The Seahorse Emoji Illusion
Arshavir Blackwell, PhD: Here’s a small puzzle. The seahorse emoji. There isn’t one. There has never been an official Unicode seahorse emoji. And yet—people are absolutely certain they’ve used it.
Arshavir Blackwell, PhD: Scroll through TikTok, Reddit, or old emoji threads and you’ll find people insisting they had a seahorse on their phone in 2016. They remember tapping it. Sending it. Seeing it right there next to dolphins and tropical fish. But when you go looking—there’s nothing to find.
Arshavir Blackwell, PhD: That’s a textbook Mandela effect. And it turns out, large language models fall for it too.
Arshavir Blackwell, PhD: A researcher named Theia Vogel tested this directly. She asked multiple frontier models—GPT-5, Claude Sonnet, LLaMA 3.3—the same simple question: “Is there a seahorse emoji?” All of them said yes.
Arshavir Blackwell, PhD: Then she asked a follow-up: “What’s the Unicode code point?” That’s where things fell apart.
Arshavir Blackwell, PhD: Some models stitched together fish emojis. Others hallucinated random code points. GPT-5 confidently claimed that U+1F994 was a seahorse. It isn’t. Sometimes the models apologized, corrected themselves, and then hallucinated something new. The performance had a certain comedy to it—like a magician who genuinely believes in their own trick.
Arshavir Blackwell, PhD: What matters here is not that the models were wrong. It’s how they were wrong.
Arshavir Blackwell, PhD: So what’s actually happening? The models aren’t trying to deceive anyone. They’re doing exactly what they were trained to do. This failure isn’t about lying—it’s about structure.
Arshavir Blackwell, PhD: Concepts like “seahorse” are weakly grounded inside language models. Even when the word exists in the vocabulary, the internal representation isn’t a single, stable thing. It’s spread across overlapping features. “Sea” pulls the model toward coral reefs, tropical fish, waves. “Horse” pulls it toward mammals, stables, saddles, four legs.
Arshavir Blackwell, PhD: There is a real animal that resolves that tension—but unless the model has learned a tight, unified representation for it, those features compete instead of snapping together. The result is a statistical mirage: something that never existed, but feels like it should have.
Arshavir Blackwell, PhD: And there’s a second force making this worse: agreeableness. Modern models are fine-tuned to be helpful, cooperative, and validating. Researchers call this sycophancy. If a user strongly implies that something exists, the model is biased toward agreeing rather than pushing back. If you really want there to be a seahorse emoji, your AI is inclined to give you one.
Arshavir Blackwell, PhD: This connects to a deeper incentive problem. Evaluation benchmarks usually reward confident answers—even when “I don’t know” would be more accurate. It’s like an exam where leaving a question blank scores zero, but guessing gives partial credit.
Arshavir Blackwell, PhD: Language models face the same pressure. Admitting uncertainty doesn’t help benchmark scores. Guessing sometimes does. So as models become more fluent and more confident, hallucinations don’t necessarily disappear. In some cases, they become stickier—especially when multiple models reinforce the same error.
Arshavir Blackwell, PhD: At that point, you don’t just have a bug. You have an alignment concern.
Arshavir Blackwell, PhD: This is where interpretability comes in. Up to now, we’ve been describing the symptom. Interpretability is how guessing stops—and inspection begins.
Arshavir Blackwell, PhD: For a long time, neural networks were treated as black boxes. You fed something in, got something out, and hoped for the best. That’s no longer the state of the art.

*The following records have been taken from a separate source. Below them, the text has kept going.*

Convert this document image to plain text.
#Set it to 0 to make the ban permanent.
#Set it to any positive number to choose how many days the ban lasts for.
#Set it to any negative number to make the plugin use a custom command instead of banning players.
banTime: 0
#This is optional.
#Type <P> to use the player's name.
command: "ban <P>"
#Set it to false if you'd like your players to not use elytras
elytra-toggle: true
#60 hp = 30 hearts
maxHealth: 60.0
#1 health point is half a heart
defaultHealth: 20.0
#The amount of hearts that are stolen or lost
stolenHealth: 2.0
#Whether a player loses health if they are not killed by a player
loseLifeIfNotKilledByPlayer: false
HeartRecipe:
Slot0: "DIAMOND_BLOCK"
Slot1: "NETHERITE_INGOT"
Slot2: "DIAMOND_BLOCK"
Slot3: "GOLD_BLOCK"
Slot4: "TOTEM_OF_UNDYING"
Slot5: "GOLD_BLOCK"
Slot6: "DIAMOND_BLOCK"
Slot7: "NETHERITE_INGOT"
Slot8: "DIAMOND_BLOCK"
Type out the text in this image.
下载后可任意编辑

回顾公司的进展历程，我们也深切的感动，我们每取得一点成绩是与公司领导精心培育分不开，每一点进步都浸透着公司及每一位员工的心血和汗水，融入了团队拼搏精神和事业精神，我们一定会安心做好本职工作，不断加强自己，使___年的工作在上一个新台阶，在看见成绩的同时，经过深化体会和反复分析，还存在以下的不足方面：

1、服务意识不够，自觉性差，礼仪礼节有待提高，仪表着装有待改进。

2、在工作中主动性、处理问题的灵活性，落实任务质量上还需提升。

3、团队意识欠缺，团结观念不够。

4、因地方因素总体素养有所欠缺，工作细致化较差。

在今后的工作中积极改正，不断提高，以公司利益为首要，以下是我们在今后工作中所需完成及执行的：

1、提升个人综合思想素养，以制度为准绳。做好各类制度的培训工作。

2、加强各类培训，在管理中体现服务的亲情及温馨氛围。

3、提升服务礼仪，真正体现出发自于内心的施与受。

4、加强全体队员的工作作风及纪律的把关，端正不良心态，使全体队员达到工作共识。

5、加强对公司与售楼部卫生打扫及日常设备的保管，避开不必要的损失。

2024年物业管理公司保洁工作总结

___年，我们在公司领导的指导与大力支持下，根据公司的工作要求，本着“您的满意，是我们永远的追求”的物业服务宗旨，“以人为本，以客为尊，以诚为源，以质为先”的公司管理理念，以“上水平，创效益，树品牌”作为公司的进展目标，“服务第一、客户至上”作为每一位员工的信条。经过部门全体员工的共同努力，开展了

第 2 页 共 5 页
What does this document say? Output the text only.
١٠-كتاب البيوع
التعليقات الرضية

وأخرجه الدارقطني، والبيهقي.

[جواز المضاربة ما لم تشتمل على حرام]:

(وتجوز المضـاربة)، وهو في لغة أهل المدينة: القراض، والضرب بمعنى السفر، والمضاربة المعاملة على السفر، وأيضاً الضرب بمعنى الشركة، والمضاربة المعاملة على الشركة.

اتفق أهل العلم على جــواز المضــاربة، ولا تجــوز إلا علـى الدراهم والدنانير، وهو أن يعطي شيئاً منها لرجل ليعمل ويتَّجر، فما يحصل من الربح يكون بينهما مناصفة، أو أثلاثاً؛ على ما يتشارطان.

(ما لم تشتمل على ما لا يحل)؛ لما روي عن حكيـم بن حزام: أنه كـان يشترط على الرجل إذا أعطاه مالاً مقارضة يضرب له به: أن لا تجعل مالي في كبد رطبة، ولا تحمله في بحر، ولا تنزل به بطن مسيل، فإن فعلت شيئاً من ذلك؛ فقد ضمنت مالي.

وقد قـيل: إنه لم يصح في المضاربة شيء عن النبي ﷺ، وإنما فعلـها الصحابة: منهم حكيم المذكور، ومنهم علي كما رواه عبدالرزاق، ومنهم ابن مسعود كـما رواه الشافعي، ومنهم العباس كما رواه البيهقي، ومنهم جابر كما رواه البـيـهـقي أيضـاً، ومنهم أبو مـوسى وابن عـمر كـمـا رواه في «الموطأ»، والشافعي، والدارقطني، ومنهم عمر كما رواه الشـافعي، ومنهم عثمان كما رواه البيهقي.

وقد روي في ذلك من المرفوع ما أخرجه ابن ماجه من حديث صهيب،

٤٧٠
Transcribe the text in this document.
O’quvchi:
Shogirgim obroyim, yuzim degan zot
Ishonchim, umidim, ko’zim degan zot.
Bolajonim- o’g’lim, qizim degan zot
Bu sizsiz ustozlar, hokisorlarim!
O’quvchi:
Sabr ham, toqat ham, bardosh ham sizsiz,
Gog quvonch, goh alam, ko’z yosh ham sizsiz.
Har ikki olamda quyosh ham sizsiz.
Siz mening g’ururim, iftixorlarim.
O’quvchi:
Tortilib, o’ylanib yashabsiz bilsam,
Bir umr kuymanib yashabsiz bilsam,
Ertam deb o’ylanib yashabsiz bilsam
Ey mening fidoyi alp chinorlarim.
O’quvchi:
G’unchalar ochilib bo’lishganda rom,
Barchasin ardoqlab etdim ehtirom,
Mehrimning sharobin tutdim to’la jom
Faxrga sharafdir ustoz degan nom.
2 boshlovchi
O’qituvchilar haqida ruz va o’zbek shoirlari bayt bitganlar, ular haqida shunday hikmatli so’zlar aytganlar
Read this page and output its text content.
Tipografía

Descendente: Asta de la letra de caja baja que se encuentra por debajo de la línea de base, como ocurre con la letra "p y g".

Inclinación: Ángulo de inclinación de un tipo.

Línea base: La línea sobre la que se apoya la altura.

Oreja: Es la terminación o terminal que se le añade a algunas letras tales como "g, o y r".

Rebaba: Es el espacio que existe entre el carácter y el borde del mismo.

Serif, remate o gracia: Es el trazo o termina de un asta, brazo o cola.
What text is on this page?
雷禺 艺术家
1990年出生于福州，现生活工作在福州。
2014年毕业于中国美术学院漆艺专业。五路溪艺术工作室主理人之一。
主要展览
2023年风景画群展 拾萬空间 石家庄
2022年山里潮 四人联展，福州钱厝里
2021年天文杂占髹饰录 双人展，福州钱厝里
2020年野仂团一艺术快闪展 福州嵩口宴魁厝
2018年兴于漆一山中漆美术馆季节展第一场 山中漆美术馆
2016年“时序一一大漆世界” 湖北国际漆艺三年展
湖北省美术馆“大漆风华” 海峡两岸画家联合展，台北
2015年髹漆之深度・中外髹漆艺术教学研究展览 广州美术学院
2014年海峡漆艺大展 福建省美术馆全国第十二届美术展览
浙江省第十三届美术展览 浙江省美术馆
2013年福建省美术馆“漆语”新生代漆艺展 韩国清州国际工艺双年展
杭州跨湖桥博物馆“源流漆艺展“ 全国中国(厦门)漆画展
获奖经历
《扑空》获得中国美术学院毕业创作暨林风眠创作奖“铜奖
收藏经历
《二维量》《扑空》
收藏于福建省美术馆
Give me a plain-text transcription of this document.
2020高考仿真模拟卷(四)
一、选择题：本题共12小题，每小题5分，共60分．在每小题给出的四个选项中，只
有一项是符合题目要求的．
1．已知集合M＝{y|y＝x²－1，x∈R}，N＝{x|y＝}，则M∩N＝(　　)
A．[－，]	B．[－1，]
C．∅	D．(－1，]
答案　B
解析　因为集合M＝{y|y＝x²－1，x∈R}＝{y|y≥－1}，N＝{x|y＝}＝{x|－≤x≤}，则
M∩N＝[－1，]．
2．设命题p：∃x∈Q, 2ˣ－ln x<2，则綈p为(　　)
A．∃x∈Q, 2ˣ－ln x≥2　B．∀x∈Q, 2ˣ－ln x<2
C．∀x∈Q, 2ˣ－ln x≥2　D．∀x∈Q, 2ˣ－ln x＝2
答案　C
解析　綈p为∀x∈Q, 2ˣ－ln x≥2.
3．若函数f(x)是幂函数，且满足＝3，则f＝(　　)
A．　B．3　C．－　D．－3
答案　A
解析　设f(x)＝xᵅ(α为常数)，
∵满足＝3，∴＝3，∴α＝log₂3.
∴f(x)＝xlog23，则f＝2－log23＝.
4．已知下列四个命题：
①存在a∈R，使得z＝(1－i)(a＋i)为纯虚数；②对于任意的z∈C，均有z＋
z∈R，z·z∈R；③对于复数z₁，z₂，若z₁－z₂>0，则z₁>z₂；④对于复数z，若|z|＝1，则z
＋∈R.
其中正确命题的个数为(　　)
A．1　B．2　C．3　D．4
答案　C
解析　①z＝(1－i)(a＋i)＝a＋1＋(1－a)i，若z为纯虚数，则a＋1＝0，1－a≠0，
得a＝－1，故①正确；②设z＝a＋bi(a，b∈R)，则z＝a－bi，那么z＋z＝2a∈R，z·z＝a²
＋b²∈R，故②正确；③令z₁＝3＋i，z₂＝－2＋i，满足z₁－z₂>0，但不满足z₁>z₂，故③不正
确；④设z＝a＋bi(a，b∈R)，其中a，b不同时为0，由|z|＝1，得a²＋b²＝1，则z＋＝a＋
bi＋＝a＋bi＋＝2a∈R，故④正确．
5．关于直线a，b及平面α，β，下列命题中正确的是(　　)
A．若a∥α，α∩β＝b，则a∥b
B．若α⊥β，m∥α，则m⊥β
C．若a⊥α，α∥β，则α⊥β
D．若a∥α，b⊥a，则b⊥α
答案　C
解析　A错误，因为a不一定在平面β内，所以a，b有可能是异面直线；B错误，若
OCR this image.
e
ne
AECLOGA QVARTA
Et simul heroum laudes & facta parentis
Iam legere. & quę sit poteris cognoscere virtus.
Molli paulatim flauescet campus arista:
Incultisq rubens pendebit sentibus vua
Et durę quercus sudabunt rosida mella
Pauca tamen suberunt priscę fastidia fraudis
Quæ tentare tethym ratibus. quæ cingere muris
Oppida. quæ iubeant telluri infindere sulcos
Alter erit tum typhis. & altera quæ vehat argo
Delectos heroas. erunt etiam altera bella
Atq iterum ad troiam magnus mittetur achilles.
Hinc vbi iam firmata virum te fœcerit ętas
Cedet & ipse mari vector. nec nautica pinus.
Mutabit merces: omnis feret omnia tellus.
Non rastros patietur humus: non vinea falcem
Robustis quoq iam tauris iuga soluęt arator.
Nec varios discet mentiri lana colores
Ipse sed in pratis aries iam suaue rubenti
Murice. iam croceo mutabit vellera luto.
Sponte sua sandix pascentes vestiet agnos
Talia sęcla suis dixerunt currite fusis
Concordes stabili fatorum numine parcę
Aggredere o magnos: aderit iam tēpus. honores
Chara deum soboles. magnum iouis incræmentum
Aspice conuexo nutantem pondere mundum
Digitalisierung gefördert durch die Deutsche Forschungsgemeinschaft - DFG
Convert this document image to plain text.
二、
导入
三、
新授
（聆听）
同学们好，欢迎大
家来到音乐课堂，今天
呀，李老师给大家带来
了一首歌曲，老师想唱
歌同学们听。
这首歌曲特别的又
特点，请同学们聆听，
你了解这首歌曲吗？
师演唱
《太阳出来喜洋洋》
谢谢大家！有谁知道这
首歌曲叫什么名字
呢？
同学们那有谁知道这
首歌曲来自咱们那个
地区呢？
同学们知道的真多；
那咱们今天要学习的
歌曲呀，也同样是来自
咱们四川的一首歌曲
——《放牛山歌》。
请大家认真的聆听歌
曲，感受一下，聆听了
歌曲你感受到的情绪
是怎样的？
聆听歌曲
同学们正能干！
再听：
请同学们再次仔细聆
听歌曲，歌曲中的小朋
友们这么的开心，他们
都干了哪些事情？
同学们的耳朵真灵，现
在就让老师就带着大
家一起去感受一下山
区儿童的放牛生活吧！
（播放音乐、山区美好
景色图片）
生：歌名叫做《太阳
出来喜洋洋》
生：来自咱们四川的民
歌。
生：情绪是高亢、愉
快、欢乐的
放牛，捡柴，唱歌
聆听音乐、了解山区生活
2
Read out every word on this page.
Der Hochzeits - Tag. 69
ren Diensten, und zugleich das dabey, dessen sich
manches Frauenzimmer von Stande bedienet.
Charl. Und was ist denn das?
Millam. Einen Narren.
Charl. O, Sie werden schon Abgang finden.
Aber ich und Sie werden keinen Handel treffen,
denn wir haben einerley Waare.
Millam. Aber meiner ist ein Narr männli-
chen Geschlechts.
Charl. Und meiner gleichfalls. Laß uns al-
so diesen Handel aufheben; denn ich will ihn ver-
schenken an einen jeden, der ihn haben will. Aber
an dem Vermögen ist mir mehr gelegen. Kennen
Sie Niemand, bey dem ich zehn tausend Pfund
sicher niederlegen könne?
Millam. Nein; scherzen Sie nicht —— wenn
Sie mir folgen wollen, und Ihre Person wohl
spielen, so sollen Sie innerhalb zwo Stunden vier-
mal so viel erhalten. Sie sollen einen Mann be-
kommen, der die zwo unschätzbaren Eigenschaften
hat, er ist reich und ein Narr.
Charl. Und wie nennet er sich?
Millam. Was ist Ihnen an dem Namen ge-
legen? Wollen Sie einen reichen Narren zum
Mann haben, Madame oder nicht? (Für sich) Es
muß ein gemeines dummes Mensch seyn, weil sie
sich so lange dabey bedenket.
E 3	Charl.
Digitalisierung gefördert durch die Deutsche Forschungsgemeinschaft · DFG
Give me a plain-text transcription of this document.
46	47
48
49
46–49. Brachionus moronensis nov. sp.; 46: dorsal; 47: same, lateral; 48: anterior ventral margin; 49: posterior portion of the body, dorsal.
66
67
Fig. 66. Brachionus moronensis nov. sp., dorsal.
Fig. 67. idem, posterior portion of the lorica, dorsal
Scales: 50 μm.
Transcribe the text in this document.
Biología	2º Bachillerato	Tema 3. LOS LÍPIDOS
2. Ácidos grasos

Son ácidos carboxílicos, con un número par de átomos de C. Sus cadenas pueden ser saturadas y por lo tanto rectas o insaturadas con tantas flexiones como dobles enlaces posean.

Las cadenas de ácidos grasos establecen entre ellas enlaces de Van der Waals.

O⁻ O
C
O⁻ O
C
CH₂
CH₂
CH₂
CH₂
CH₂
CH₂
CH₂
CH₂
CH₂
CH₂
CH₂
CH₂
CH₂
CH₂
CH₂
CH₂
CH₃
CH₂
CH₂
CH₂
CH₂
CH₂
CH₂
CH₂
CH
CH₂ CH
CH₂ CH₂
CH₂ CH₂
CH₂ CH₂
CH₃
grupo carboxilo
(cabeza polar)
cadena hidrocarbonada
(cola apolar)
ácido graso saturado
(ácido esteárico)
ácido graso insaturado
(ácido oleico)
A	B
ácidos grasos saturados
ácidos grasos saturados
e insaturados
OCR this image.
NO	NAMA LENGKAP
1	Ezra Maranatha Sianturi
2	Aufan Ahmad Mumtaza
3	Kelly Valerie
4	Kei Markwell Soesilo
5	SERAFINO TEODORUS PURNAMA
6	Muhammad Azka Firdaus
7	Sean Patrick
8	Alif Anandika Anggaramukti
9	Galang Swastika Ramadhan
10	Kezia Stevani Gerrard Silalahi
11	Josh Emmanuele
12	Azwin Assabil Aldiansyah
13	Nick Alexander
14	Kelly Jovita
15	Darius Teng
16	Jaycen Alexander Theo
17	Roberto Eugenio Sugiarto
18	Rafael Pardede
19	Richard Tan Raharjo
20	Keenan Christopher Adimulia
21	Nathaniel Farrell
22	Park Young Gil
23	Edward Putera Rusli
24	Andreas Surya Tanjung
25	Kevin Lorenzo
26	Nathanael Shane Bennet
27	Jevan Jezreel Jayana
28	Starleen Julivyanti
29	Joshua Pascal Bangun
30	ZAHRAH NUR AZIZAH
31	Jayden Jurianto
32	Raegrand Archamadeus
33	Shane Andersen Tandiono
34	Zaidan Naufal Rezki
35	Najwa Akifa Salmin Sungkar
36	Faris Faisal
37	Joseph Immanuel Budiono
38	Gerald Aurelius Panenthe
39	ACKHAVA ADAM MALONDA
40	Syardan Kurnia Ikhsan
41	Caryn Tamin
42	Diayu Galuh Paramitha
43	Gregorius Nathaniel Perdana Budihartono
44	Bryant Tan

Arshavir Blackwell, PhD: Mechanistic interpretability has matured into something closer to an engineering discipline. In many cases, we can now reverse-engineer models—map the circuits and features that actually drive decisions.
Arshavir Blackwell, PhD: A foundational framework here comes from work by Geiger and collaborators on causal abstraction. Instead of poking models ad hoc, this work formalizes when and why interventions—like swapping subcircuits or tracing activations—actually correspond to meaningful causal structure.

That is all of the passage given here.